As with UPL, there are ways Bars can regulate such advertising activity without taking on antitrust risk. Doing so requires an open, transparent, and evidence-based showing that the consumer protection justifications for its restrictions outweigh the anti-competitive effects. Or at least “active supervision” by actual state government actors. But that’s not the typical closed ethics opinion approach, which we continue to see even now two years after the decision in North Carolina Dental. A handful of states – like Virginia, North Carolina, Oregon, and Washington – at least seem to be aware of this concern. But it’s odd that the cautious approach on the UPL front has yet to be matched by most regulators on the legal ethics side.

Notes:

  1. Despite my skepticism about the breadth of the legal monopoly, I’ll readily acknowledge that there are consumer-impacting UPL practices out there, among them non-lawyers pretending to be licensed and the various related forms of “notario” fraud.

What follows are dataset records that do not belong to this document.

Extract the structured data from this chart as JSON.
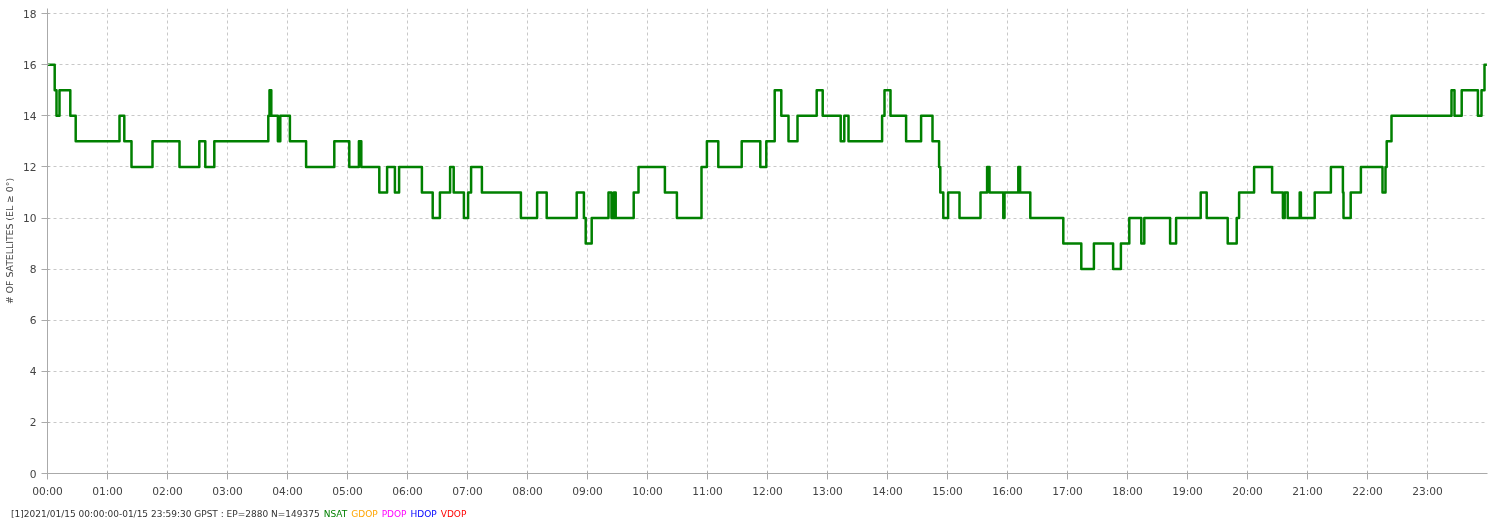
{
  "chart_data": {
    "type": "step",
    "ylabel": "# OF SATELLITES (EL ≥ 0°)",
    "x": [
      0.0,
      0.12,
      0.15,
      0.2,
      0.38,
      0.47,
      1.2,
      1.28,
      1.4,
      1.75,
      2.2,
      2.53,
      2.63,
      2.78,
      3.68,
      3.7,
      3.73,
      3.84,
      3.88,
      4.04,
      4.31,
      4.78,
      5.03,
      5.19,
      5.23,
      5.53,
      5.66,
      5.79,
      5.86,
      6.24,
      6.42,
      6.54,
      6.71,
      6.77,
      6.94,
      7.01,
      7.06,
      7.24,
      7.89,
      8.16,
      8.32,
      8.82,
      8.94,
      8.97,
      9.07,
      9.35,
      9.4,
      9.44,
      9.47,
      9.77,
      9.85,
      10.29,
      10.49,
      10.9,
      10.99,
      11.18,
      11.57,
      11.88,
      11.98,
      12.12,
      12.23,
      12.35,
      12.5,
      12.82,
      12.92,
      13.22,
      13.28,
      13.35,
      13.91,
      13.95,
      14.05,
      14.31,
      14.56,
      14.75,
      14.86,
      14.88,
      14.93,
      15.01,
      15.2,
      15.55,
      15.66,
      15.7,
      15.93,
      15.95,
      16.18,
      16.21,
      16.38,
      16.93,
      17.23,
      17.44,
      17.76,
      17.89,
      18.03,
      18.23,
      18.28,
      18.71,
      18.81,
      19.22,
      19.32,
      19.67,
      19.82,
      19.86,
      20.11,
      20.41,
      20.59,
      20.62,
      20.67,
      20.87,
      20.89,
      21.12,
      21.39,
      21.59,
      21.6,
      21.72,
      21.89,
      22.25,
      22.3,
      22.32,
      22.4,
      23.4,
      23.45,
      23.57,
      23.84,
      23.9,
      23.95,
      23.99
    ],
    "series": [
      {
        "name": "NSAT",
        "color": "#008000",
        "values": [
          16,
          15,
          14,
          15,
          14,
          13,
          14,
          13,
          12,
          13,
          12,
          13,
          12,
          13,
          14,
          15,
          14,
          13,
          14,
          13,
          12,
          13,
          12,
          13,
          12,
          11,
          12,
          11,
          12,
          11,
          10,
          11,
          12,
          11,
          10,
          11,
          12,
          11,
          10,
          11,
          10,
          11,
          10,
          9,
          10,
          11,
          10,
          11,
          10,
          11,
          12,
          11,
          10,
          12,
          13,
          12,
          13,
          12,
          13,
          15,
          14,
          13,
          14,
          15,
          14,
          13,
          14,
          13,
          14,
          15,
          14,
          13,
          14,
          13,
          12,
          11,
          10,
          11,
          10,
          11,
          12,
          11,
          10,
          11,
          12,
          11,
          10,
          9,
          8,
          9,
          8,
          9,
          10,
          9,
          10,
          9,
          10,
          11,
          10,
          9,
          10,
          11,
          12,
          11,
          10,
          11,
          10,
          11,
          10,
          11,
          12,
          11,
          10,
          11,
          12,
          11,
          12,
          13,
          14,
          15,
          14,
          15,
          14,
          15,
          16,
          16
        ]
      }
    ],
    "xlim": [
      0,
      24
    ],
    "ylim": [
      0,
      18.2
    ],
    "xticks": [
      {
        "value": 0,
        "label": "00:00"
      },
      {
        "value": 1,
        "label": "01:00"
      },
      {
        "value": 2,
        "label": "02:00"
      },
      {
        "value": 3,
        "label": "03:00"
      },
      {
        "value": 4,
        "label": "04:00"
      },
      {
        "value": 5,
        "label": "05:00"
      },
      {
        "value": 6,
        "label": "06:00"
      },
      {
        "value": 7,
        "label": "07:00"
      },
      {
        "value": 8,
        "label": "08:00"
      },
      {
        "value": 9,
        "label": "09:00"
      },
      {
        "value": 10,
        "label": "10:00"
      },
      {
        "value": 11,
        "label": "11:00"
      },
      {
        "value": 12,
        "label": "12:00"
      },
      {
        "value": 13,
        "label": "13:00"
      },
      {
        "value": 14,
        "label": "14:00"
      },
      {
        "value": 15,
        "label": "15:00"
      },
      {
        "value": 16,
        "label": "16:00"
      },
      {
        "value": 17,
        "label": "17:00"
      },
      {
        "value": 18,
        "label": "18:00"
      },
      {
        "value": 19,
        "label": "19:00"
      },
      {
        "value": 20,
        "label": "20:00"
      },
      {
        "value": 21,
        "label": "21:00"
      },
      {
        "value": 22,
        "label": "22:00"
      },
      {
        "value": 23,
        "label": "23:00"
      }
    ],
    "yticks": [
      0,
      2,
      4,
      6,
      8,
      10,
      12,
      14,
      16,
      18
    ],
    "grid": true,
    "line_style": "solid",
    "annotations": [
      "[1]2021/01/15 00:00:00-01/15 23:59:30 GPST : EP=2880 N=149375",
      "GDOP",
      "PDOP",
      "HDOP",
      "VDOP"
    ]
  }
}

Speech Restrictions on Judges

More on occupational speech restrictions: I’ve come across this recent piece by Texas A&M law prof Lynne Rambo, dealing with First Amendment issues around judicial speech.  Rambo’s article notes that “surprisingly, most of the state and federal courts deciding judicial discipline cases based on extrajudicial speech have not addressed the constitutionality of the code provisions involved.”

No kidding! That’s because there’s been precious little judicial guidance in general when it comes to the tension between the First Amendment and occupational speech restrictions, and next to none where lawyers and judges are concerned (this, despite the law being the most speech-intensive of the licensed professions). Nonetheless, what little there is out there points in the general direction of occupational speech being regulated subject to the same intermediate scrutiny standard applicable to commercial speech.

We also know that occupational speech regulation only goes so far. Lawyers don’t waive their First Amendment rights as a condition of Bar membership; they are free to opine and express themselves any way they want (or at least, to the same extent as any other citizen) as long as doing so doesn’t involve their clients or matters.

But what about judges? Is there something special about their roles that would lend itself to greater reach for occupational speech regulation? Professor Rambo makes the case in the affirmative, arguing that judicial speech – even far off the bench – should be regulated via the Pickering test applicable to public employees.

What’s the Pickering test? It’s a balancing test, which looks at the the interests of the employee in commenting on matters of public concern and the interests of the State – as the employer – in promoting the efficiency of the public services it performs through its employees. It doesn’t apply to things an employee might say as part of his or her job (it’s not a First Amendment violation for a government employer to discipline an employee for those), but rather only to those things a government employee says OUTSIDE of the job that may cause problems for the government employer’s mission.

That’s not much of an issue for most government employees, but it’s different for judges given their position in society. Judges are highly esteemed and viewed as neutral arbiters. The courts are very attuned to ensuring that judges avoid even the appearance of bias. A judge could be highly competent – and a paragon of objectivity – but that judge staking out positions on one “side” or another of contentious issues in the community will cause no end of trouble for the court.

As Rambo notes, the interest of the government employer in the Pickering test is “promoting the efficiency of the public services it performs through its employees.” She suggests that in the judicial context this means something more: protecting the judiciary from extrajudicial statements by judges that compromise “either the actual or the perceived independence, integrity or impartiality of the court.”

That sounds right, particularly since the “efficiency” of the government institution that is the court is best measured not by how quickly it churns through cases but rather by how independent and impartial it can be – both in reality AND appearance. And that means that judges – unlike lawyers – may be subject to occupational speech regulation that reaches far beyond the confines of the courtroom.